Die Wiener Linien haben die Atheisten-Buskampagne im letzten Moment gestoppt. Ab 5. Juni hätten auf Bussen der Linien 13A und 14A Sujets mit der Aufschrift „Es gibt mit an Sicherheit grenzender Wahrscheinlichkeit keinen Gott. Werte sind menschlich. Es liegt an uns“ fahren sollen. Die Proponenten der Kampagne bezeichnen die überraschende Entscheidung der Wiener Linien als zweifelhaft.

„Es ist sehr ungewöhnlich, dass eine vertraglich vereinbarte Kampagne während der Laufzeit gestoppt wird“, sagt Niko Alm. Er ist Geschäftsführer der Agentur Super-Fi, die die Kampagne für Österreichs atheistische und humanistische Organisationen kostenlos abwickelt. „Inoffiziell hat es geheißen, man dürfe keine politische oder religiöse Werbung machen“, sagt Alm über die Ablehnung der Wiener Linien. „Ein Schreiben liegt leider noch nicht vor“.
„Das ist ein Unfug“, heißt es von den Organisationen AG-ATHE (Atheistinnen und Agnostikerinnen für ein säkulares Österreich), AHA (Allianz für Humanismus und Atheismus) und vom Freidenkerbund Österreich. „Zu sagen, dass es höchstwahrscheinlich keinen Gott gibt, kann man ja wohl kaum als religiöse Werbung bezeichnen“. Erich Eder (AG-ATHE) spricht von vorgeschobenen Gründen: „Die Gewista, bei der die Flächen gebucht waren, hatte keine Einwände.

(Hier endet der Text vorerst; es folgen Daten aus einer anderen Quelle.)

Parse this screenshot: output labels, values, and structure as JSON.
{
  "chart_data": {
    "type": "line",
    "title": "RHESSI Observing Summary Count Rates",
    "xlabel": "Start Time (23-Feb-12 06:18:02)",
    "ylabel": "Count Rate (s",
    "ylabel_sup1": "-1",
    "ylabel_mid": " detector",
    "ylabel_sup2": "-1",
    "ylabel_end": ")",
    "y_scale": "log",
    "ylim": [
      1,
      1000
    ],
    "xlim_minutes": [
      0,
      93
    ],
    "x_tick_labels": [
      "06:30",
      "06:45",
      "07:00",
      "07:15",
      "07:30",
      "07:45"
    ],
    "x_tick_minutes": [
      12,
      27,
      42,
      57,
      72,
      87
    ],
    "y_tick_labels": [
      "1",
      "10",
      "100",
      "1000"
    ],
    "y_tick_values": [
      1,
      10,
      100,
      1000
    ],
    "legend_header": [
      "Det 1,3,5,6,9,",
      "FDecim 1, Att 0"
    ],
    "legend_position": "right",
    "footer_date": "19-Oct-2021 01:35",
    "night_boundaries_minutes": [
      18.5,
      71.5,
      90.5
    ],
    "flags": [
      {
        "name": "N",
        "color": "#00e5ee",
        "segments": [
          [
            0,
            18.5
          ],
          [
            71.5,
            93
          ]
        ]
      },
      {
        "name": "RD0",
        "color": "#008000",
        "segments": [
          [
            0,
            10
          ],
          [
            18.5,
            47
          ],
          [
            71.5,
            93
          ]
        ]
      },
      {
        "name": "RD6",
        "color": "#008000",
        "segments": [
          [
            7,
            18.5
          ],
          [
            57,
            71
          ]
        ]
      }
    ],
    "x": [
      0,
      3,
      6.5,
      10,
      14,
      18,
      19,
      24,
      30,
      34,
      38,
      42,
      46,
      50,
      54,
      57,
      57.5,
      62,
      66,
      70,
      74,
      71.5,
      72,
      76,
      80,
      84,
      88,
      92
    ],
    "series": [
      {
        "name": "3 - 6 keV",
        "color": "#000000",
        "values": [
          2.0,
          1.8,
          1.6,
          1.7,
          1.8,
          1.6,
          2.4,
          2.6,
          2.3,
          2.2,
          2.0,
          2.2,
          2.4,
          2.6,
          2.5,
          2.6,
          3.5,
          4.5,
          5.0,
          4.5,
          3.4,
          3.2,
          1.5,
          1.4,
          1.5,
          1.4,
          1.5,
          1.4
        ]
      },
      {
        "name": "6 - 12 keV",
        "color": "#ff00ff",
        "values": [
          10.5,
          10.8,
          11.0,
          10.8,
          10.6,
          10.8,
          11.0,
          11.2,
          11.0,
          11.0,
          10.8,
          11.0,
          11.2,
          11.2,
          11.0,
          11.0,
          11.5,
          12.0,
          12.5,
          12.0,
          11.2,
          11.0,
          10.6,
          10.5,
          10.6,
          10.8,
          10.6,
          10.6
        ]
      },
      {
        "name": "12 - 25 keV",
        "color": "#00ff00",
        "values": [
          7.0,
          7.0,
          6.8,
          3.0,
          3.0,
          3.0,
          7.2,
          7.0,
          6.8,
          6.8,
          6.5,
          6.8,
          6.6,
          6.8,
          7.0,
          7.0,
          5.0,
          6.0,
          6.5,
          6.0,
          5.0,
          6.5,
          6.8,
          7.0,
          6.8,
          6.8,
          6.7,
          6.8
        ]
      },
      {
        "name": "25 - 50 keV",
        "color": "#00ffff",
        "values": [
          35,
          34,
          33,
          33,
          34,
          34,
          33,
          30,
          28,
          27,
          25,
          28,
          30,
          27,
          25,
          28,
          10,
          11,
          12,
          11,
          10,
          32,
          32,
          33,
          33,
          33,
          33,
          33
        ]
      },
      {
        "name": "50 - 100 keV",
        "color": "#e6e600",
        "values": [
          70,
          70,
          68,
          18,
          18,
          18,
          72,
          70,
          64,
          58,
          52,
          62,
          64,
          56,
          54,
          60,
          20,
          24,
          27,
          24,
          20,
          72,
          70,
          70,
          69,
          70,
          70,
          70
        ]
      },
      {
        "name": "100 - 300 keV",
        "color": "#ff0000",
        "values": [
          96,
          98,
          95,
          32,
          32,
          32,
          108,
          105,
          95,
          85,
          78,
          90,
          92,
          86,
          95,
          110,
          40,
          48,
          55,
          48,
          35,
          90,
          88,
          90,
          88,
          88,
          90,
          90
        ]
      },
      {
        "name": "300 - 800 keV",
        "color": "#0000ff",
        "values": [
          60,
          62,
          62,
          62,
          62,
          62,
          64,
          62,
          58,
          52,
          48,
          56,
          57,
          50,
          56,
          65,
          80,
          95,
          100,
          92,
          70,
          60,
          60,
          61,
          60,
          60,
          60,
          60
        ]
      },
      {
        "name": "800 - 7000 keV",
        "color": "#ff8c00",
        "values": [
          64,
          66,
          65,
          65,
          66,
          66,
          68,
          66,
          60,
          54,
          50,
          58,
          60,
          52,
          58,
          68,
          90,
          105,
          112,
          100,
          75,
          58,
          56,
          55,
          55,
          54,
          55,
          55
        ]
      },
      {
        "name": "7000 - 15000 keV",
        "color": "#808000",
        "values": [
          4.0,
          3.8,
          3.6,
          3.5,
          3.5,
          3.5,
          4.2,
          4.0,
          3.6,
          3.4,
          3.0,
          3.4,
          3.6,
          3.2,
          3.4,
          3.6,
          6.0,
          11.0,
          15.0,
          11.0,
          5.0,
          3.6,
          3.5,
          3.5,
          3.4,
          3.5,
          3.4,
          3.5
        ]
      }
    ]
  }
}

Aber kaum sehen die Wiener Linien die Sujets, bekommen sie kalte Füße“. „Es ist für uns eine traurige Überraschung, dass man in Wien genau so reagiert wie in Deutschland oder Italien. Offenbar ist die Stadt doch noch nicht so weit, wie wir geglaubt haben sondern fürchtet sich vor einer Diskussion“, zeigt sich Martin Luksan (Freidenkerbund) empört.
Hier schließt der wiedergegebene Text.